I wonder if the demon smiled, on the inside, when Jesus asked his name. There is a note of sarcasm involved in the demon’s response. A legion was a Roman military grouping. In giving the answer he did, the demon was accomplishing several things. It was claiming that there were several presences within the boy. It was also establishing it’s hostility toward who Jesus was, and where he came from, as well as it’s military might. In today’s terms, it’d be a bit like an American saying to some one “What is your name?” and the person replying “I’m not just one person, I’m a whole brigade of Al Qada fighters.”
Perhaps most importantly, when the demon answered “My name is Legion.” It must have felt like it was keeping Jesus power away.

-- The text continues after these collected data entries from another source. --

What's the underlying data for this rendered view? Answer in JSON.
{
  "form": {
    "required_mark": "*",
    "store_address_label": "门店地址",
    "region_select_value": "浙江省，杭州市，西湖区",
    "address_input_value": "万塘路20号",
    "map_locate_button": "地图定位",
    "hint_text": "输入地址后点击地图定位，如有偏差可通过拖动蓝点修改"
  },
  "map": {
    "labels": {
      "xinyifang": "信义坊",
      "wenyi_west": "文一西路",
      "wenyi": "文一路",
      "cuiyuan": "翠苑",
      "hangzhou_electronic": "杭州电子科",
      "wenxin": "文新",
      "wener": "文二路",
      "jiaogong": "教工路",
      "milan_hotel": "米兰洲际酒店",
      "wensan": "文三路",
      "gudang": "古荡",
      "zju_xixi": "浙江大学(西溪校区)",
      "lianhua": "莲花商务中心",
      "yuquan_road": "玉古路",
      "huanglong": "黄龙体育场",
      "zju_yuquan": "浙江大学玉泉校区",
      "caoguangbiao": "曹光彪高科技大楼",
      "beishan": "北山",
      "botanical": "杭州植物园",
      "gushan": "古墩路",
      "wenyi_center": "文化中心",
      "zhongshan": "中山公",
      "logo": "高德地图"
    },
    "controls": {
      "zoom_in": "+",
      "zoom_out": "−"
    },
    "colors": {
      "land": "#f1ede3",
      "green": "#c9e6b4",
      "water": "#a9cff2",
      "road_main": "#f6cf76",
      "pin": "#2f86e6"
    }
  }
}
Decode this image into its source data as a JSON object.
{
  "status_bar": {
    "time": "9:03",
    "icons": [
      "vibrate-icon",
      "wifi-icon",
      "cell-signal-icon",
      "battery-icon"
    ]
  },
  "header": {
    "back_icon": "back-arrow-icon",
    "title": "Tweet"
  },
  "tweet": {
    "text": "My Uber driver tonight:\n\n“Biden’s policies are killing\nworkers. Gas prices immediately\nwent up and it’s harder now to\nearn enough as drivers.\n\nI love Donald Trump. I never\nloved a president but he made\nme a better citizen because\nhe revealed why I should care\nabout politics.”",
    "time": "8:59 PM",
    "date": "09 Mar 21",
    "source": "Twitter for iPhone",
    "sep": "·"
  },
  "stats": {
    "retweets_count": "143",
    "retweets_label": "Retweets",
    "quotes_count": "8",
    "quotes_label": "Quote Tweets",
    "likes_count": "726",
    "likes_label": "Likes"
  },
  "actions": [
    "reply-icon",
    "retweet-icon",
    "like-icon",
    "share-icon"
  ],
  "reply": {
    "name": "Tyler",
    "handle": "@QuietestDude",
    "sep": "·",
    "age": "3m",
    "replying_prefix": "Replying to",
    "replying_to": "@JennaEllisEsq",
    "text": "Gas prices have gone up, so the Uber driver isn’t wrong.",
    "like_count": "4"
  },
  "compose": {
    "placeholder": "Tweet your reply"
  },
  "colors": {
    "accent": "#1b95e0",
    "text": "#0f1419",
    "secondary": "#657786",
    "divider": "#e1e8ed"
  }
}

It was avoiding telling Jesus it’s name. The creature had already established it new Jesus’ name. One can only wonder at the demon’s surprise when Jesus cast the demon out of the boy and into the pigs.
We make the mistake of that demon all the time. We are confronted with a mystery and we believe we have power over it because we have a name for it. But naming a thing and understanding a thing, they are not the same. Knowing what to call something does not mean that we have power over it.
And this is a great thing. We are foolish, petty and selfish. If we had power over all the things we wanted to, I shutter to think where we might be. When I look at the mess we have made of things—with our limited power—I am so very thankful for the fact that there is mystery, that there are forces so much greater than us.